Thomas Szasz

Dr Thomas Stephen Szasz photographed by during his 90th birthday seminar in London.

Thomas Szasz (1920-2012) was a Hungarian psychiatrist and author of many books, including his best known work, The Myth of Mental Illness (1961).

Almost a decade before collaborating with The Church of Scientology, Szasz argued that the science behind psychiatry is essentially scientism. For Szasz, the term mental illness points to a social myth rather than an absolute fact. To borrow from the lingo of postmodernism, he believes that the idea of mental illness is a historically relative discourse, located in networks of power/knowledge.¹

Written before Henri Ellenberger’s landmark publication, The Discovery of the Unconscious (1970), and around the same time as Michel Foucault‘s poststructural work, Histoire de la folie à l’âge classique (1961), Szasz’s The Myth of Mental Illness is often required reading for undergraduate courses in the Humanities at liberal-democratic universities.

Critics of Szasz’s perspective question his knowledge of genetics and neuroscience. And they point out that psychiatry, like any other science, is in a constant state of development. Depending on factors like the patient’s condition, the competency of the psychiatrist and the socio-political climate in which assessments are made, psychiatry may be used for good or ill. So it makes little sense to demonize it as a whole.

However, Szasz was prolific right up to his death. His later publications contain some sociological and philosophical insights but arguably reveal the unrealistically polarized views of a somewhat isolated but well-meaning humanitarian (e.g Schizophrenia: The Sacred Symbol of Psychiatry, 1988; Psychiatry: The Science of Lies, 2008).

Again, most recognized psychiatric associations have rejected his ideas, a situation not entirely unlike an orthodox Church marginalizing so-called heresies. This polarization of anti-psychiatry vs. psychiatry is unfortunate because it probably makes all involved parties more intransigent, lessening their ability to see other perspectives.

Anti-Psychiatry Demonstration in Washington, D.C. “It’s not just Scientologists that don’t like Psychiatry and the big-pharma connection. Thousands joined my wife and I and people from all up and down the east coast for a big anti-psychiatry demonstration in D.C.” – Image and text by Jettero Heller via Flickr

When someone or a tight group is convinced they’re absolutely right and outsiders are entirely wrong, constructive dialogue usually disappears. And when dialog disappears among the whole spectrum of human inquiry, not only psychiatry suffers, but also its clients.

Taking a more moderate approach than Szasz, I would agree that psychiatry may fall short in the interpretation of behavioral and physiological differences. At some point, difference is often construed as a disorder, and the “appropriate” diagnostic labels are applied to patients.² Many patients believe in this perspective and see themselves as medically “ill.”
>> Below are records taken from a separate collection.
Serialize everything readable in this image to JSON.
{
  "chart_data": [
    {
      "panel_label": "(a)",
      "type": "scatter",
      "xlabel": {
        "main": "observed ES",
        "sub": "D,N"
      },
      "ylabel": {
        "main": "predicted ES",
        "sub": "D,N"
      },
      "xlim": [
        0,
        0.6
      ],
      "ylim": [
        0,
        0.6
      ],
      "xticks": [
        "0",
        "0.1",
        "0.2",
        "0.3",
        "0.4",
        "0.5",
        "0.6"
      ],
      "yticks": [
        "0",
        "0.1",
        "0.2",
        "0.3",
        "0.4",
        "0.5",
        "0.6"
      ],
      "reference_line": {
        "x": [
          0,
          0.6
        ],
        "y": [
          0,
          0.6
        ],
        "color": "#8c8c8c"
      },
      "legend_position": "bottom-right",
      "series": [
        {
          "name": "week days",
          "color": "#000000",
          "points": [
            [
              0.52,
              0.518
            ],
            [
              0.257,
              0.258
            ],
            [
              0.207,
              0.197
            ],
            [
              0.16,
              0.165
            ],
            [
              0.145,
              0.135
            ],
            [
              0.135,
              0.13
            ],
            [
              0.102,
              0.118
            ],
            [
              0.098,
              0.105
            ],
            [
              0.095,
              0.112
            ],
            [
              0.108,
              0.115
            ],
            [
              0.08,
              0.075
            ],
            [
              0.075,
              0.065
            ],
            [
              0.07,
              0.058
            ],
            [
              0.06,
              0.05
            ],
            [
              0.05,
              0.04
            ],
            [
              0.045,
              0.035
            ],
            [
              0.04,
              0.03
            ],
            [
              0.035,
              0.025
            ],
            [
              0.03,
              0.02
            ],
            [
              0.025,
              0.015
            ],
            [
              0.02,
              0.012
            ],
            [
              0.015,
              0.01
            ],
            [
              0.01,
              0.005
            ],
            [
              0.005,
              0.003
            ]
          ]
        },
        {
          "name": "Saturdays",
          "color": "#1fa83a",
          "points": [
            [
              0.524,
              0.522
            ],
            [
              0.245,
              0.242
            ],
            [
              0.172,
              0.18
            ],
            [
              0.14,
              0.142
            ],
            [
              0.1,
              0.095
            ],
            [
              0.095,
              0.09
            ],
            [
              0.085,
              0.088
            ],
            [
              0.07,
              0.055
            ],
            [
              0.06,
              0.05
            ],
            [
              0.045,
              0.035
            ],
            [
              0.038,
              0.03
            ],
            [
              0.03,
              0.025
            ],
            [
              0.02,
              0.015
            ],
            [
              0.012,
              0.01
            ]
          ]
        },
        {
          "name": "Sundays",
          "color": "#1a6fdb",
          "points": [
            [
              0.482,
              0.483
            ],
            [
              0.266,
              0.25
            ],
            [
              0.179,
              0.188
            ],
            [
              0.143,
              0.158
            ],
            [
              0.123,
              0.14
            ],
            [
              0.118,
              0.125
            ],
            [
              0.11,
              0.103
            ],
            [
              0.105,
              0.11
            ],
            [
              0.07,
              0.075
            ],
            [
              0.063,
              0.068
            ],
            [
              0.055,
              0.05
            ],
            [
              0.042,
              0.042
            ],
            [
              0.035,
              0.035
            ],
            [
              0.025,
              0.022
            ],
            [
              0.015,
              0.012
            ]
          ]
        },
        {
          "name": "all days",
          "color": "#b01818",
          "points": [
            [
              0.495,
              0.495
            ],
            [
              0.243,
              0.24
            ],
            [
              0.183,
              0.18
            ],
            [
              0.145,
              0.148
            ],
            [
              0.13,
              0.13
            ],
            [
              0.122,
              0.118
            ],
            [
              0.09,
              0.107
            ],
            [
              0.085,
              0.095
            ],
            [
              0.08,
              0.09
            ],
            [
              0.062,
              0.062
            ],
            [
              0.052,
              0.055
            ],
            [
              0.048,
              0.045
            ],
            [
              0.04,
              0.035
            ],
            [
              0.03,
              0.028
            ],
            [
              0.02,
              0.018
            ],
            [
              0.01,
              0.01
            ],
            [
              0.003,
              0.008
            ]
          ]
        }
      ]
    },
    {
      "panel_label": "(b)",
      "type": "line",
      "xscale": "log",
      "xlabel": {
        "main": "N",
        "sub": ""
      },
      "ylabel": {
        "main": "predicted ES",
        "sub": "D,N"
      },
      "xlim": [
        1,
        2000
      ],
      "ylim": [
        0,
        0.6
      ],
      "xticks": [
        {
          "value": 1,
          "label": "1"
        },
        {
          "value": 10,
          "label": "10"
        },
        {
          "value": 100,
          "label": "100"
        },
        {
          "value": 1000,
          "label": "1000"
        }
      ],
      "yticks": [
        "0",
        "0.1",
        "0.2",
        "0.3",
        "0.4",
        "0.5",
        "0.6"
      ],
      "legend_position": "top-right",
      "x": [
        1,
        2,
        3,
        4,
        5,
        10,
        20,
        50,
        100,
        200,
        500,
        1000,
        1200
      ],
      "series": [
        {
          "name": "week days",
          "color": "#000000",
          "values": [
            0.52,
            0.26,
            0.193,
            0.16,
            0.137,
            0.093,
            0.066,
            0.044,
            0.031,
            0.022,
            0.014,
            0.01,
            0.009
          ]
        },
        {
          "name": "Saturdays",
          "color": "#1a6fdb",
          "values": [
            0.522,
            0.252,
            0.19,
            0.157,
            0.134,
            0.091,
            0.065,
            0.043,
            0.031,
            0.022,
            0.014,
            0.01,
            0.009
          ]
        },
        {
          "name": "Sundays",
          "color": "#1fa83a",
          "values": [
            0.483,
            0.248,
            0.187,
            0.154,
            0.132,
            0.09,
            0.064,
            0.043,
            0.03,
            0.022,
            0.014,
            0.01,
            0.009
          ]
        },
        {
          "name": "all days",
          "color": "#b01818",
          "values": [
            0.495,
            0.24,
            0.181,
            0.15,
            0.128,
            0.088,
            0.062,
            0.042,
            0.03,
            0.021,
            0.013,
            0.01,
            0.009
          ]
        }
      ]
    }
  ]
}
However, in some cases we may be witnessing variation instead of disorder. And in some instances differences could be preliminary trials, as it were, for key evolutionary changes to our species.³

Unfortunately, the evolutionary idea is hard to prove because we might have to wait a thousand years before finding out if there’s anything to it. But if true or even partially true, I think this expanded perspective could dramatically change how some psychiatric patients see themselves, possibly making them happier.

So to return to Szasz, I don’t see him as totally wrong. He has been roundly critiqued on a point-by-point basis by psychiatrists. But his overall objection deserves some attention. Otherwise, psychiatry becomes a new religion, which isn’t science at all, but as Szasz and many others put it, scientism.

¹ See Michel Foucault, discourse and counter-discourse for more.

² To continue in a postmodern vein, the word “appropriate” is often uncritically used to reinforce current attitudes, beliefs and practices.

³ Along these lines, spiritual and parapsychological factors are often dismissed. We rarely hear about the possibilities of healing grace, demonic influence, the transfer of sin or bona fide mind-reading in psychiatry.

Related Posts » DSM-IV-TR, Madness, Postmodernism, Unconscious




  1. “This polarization of anti-psychiatry vs. psychiatry is unfortunate because it probably makes all involved parties more intransigent, lessening their ability to see other perspectives.”

    I think this is what has happened over the centuries between science and the spiritual realm. The mutual prejudiced creates huge blind spots that diminish our species odds of survival.

    Very insightful post. Thank you.



  2. I agree with idea that difference is of evolutionary importance, because it takes different kinds of intelligences and forms of self expression to motivate collective creativity. We all have our unique contribution to make. Variety strenthens the whole and I believe that this is as true genetically as it is sociologically. There is a formidable amount of evidence to support this. Any great example of evolutionary success is enevitably accompanied by the cultivation of adaptation and resiliance through diversity.


  3. Hey guys, thanks both for your comments. The way I look at it is something like this: Imagine a society of highly intuitive people who don’t need to talk too much because they’re busy reading each others’ minds. Those who don’t have this ability might be the abnormals. Today, we have the reverse. But in the distant future, who knows. The balance might shift.